I have one quaternion for each axis. Each axis is a vector (with three coordinates) and is aligned along a certain angle. That's six quaternions in total for two coordinate systems:

$$q_{x1} = \begin{pmatrix} \sin{\frac{\alpha_{x1}}{2}} \\ 0 \\ 0 \\ \cos{\frac{\alpha_{x1}}{2}} \end{pmatrix}, q_{y1} = \begin{pmatrix} 0 \\ \sin{\frac{\alpha_{y1}}{2}} \\ 0 \\ \cos{\frac{\alpha_{y1}}{2}} \end{pmatrix}, q_{z1} = \begin{pmatrix} 0 \\ 0 \\ \sin{\frac{\alpha_{z1}}{2}} \\ \cos{\frac{\alpha_{z1}}{2}} \end{pmatrix}$$

and

$$q_{x2} = \begin{pmatrix} \sin{\frac{\alpha_{x2}}{2}} \\ 0 \\ 0 \\ \cos{\frac{\alpha_{x2}}{2}} \end{pmatrix}, q_{y2} = \begin{pmatrix} 0 \\ \sin{\frac{\alpha_{y2}}{2}} \\ 0 \\ \cos{\frac{\alpha_{y2}}{2}} \end{pmatrix}, q_{z2} = \begin{pmatrix} 0 \\ 0 \\ \sin{\frac{\alpha_{z2}}{2}} \\ \cos{\frac{\alpha_{z2}}{2}} \end{pmatrix}$$

The quaternions above are normalized unit quaternions and already simplified, because for the x-axis $a_x = 1$, $a_y = 0$ and $a_z = 0$, and so on: $a_x^2 + a_y^2 + a_z^2 = 1$.

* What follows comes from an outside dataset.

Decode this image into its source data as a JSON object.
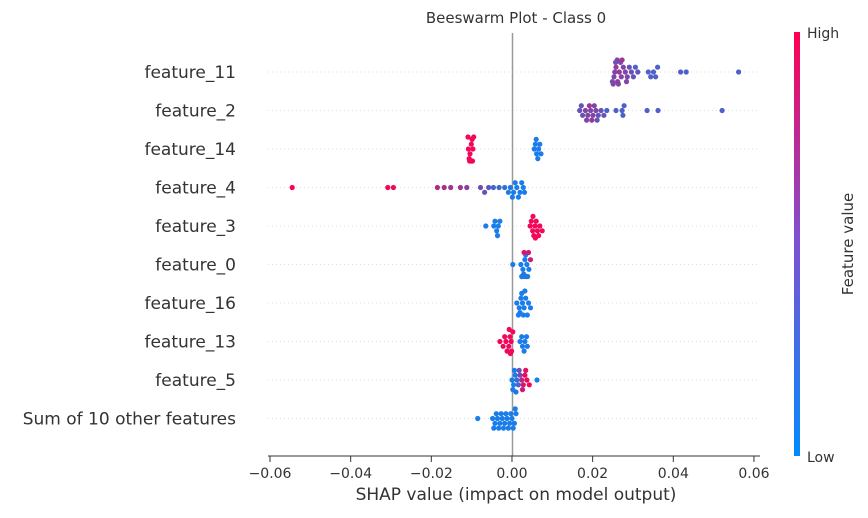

Given 3 initial vectors $\hat x_0, \hat y_0, \hat z_0$ (pure imaginary quats) that describe the initial directions of the axes, the current direction of each axis can be found by

$$\hat x = q \hat x_0 q^{-1}$$

and so on. You shouldn't need to keep track of more than four quats at any time: 3 that describe the axes in one frame and $q$ to describe the overall rotation of the frame to another frame.